# 4.3.4.1 Sample size (number of increments and replicates)

One option for reducing errors in sampling designs is to increase the sample size. For ISM, sample size can pertain to the mass per increment (i.e., sample support), number of increments (n), and number of replicates (r). Assuming a uniform mass per increment, several observations were made regarding the effects of increasing n and r on estimates of the mean (also see Appendix A, Table A-1):

- Increasing the n has a direct effect on the standard deviation of the replicates. Specifically, the central limit theorem suggests the standard deviation of the replicates (which is a measure of the standard error of the mean) reduces by a factor of the square root of n. For example, all other things being equal, if the SD of replicates is 4.0 with n = 30, doubling the increments to n = 60 would reduce SD by the square root of 2 (or 1.414) to approximately 2.8.
- Increasing r does not reduce the standard deviation of the replicates although it does improve the estimate of the SD by reducing the variability in the estimate. Likewise, increasing r reduces the standard error for the grand mean. Specifically, the standard error reduces by the square root of r.
- The overall reduction in the standard error for the (grand) mean is a function of the total mass collected and spatial area represented (i.e., increments × replicates), and this observation applies to parameter estimation with discrete sampling as well. Increasing the number of increments and/or replicates reduces the variability in ISM estimates of the mean.
- Increasing the number of increments (n) or sample mass reduces the potential for errors in terms of both frequency and magnitude of underestimation of the mean.
- For nonnormal distributions, increasing r above 3 provides marginal return in terms of improving coverage of a UCL when the Chebyshev calculation method is used; however, increasing r does not improve coverage of the Student's-t UCL.
- Increasing r reduces (i.e., improves) the RPD, meaning it will produce estimates of the 95% UCL closer to the DU mean. Therefore, increasing r may be an important sampling strategy when errors of either underestimation or overestimation of the mean can have significant consequences. The difference between Chebyshev and Student's-t UCLs can sometimes lead to different decisions for a DU. While the Chebyshev method typically provides greater coverage, it also tends to have higher RPDs. Project teams must balance both properties of UCLs when deciding which method(s) to use.
- Simulations produced varying results in terms of improvement in coverage by increasing the number of increments. In some simulations, increasing the number of increments produced little or no observable difference. In others, increasing increments twofold or more from typical increment numbers used in ISM resulted in marginal improvement. As with increasing replicates, increasing the number of increments decreases (i.e., improves) the RPD. The improvement in RPD performance is marginal when the underlying CV is small.
- Simulations showed that coverage provided by the two UCL calculation methods depends upon the degree of variance (or dispersion) of the contaminant distribution within the DU. A variety of statistics provide a measure of dispersion including the CV (i.e., SD normalized by the mean) and the geometric SD (specific to lognormal distributions). Table 4-4 summarizes findings grouped by CV (and GSD). Note that in this case, the CV reflects the SD of the increments divided by the mean and not the SD of the replicates divided by the mean. In practice, individual increments are typically not retained for analysis, so there may be no direct measure of the CV. If there is no site knowledge available to support an assumption about the degree of dispersion (i.e., low, medium, high) of increments, then the Chebyshev UCL may be the preferred calculation method because it is more likely to achieve the desired coverage than the Student's-t UCL. The CV (or SD) of the replicates is not a useful metric for determining which UCL method provides sufficient coverage.

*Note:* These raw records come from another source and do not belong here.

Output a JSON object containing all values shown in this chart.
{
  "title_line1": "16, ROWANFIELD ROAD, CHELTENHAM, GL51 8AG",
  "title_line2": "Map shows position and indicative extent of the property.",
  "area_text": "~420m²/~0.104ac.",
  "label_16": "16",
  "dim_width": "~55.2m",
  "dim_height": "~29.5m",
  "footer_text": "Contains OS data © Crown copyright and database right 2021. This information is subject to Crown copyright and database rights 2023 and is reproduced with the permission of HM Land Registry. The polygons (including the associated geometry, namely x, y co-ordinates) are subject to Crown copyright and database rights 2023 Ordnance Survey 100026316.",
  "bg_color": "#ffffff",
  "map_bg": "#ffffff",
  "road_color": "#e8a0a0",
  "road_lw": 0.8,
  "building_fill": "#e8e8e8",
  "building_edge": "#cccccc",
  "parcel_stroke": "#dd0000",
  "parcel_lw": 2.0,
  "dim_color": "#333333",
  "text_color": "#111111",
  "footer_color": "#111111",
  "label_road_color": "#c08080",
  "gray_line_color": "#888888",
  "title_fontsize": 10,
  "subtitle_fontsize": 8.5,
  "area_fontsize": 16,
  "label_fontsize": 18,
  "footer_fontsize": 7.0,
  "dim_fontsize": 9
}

UCL Method | Dispersion Among Individual Increments |
||
---|---|---|---|

Low
(CV <1.5 or GSD <3)
| Medium
(1.5 < CV < 3 or 3 < GSD < 4.5)
| High
(CV >3 or GSD >4.5)
| |

Student’s-t |
Yes | No | No |

Chebyshev | Yes | Yes | Maybe |

Coefficient of variation (CV) = standard deviation (SD)/mean.
Geometric standard deviation (GSD) = exp[sqrt(ln(CV^{2} + 1))] for lognormal distributions.